I don’t see where you are checking for duplicated indices in the code and think that:

rand_tensor = torch.multinomial(self.weights, self.bs, False, generator=self.generator)
for _ in range((self.num_samples - self.bs) // self.bs):
    rand_tensor = torch.cat([rand_tensor,
                             torch.multinomial(self.weights, self.bs, False, generator=self.generator)])

could sample repeated values.
While torch.multinominal wouldn’t use replacement, you are still passind the same weights, and thus the sampled values might already be in rand_tensor, no?

Neofytos · March 19, 2021, 10:25am

Hey, sorry for my late reply.

Correct me if I am wrong but I assumed that "_iter_()"returns the order of indexes that will be sampled during dataloading. In other words, given a list [0, 1, 2, 3] and a batch size of 2, the indexes of the two mini–batches would be [0, 1] and [2, 3].

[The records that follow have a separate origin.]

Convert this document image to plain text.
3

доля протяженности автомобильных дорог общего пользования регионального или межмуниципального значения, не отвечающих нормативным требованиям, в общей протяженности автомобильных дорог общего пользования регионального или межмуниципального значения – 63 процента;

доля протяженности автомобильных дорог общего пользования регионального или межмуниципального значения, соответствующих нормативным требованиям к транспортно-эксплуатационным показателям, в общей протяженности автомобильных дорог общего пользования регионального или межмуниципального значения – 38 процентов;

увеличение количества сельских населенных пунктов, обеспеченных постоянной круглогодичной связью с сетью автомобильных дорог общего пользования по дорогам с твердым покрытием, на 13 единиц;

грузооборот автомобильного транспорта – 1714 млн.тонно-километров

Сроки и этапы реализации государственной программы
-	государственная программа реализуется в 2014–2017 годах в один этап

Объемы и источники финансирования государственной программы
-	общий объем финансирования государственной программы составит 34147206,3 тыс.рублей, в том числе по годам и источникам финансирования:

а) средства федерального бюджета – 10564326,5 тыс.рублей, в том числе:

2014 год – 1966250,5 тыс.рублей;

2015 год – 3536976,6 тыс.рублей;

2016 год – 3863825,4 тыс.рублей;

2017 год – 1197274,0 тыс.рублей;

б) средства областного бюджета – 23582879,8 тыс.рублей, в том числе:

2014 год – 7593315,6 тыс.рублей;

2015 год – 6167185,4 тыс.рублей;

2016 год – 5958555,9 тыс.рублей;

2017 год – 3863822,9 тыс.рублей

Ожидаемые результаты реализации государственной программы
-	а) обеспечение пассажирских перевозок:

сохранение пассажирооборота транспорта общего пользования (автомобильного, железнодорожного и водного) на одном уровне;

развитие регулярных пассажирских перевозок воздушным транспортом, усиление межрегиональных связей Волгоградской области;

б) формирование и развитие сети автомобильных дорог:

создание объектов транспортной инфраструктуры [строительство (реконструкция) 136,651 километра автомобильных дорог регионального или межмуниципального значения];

Given that the above is correct, to solve my initial issue, I simply sampled without replacement each mini–batch independently. In theory this would translate to sampling with replacement over multiple mini–batches while maintaining unique instance within each mini–batch. Let me know if I am missing something!

ptrblck · March 20, 2021, 4:46am

Yes, __iter__ will return an iterator, which will return the indices sampled from rand_tensor.
And yes, you are right. rand_tensor uses the batch size as the “stride” and doesn’t use replacement, so you should be fine.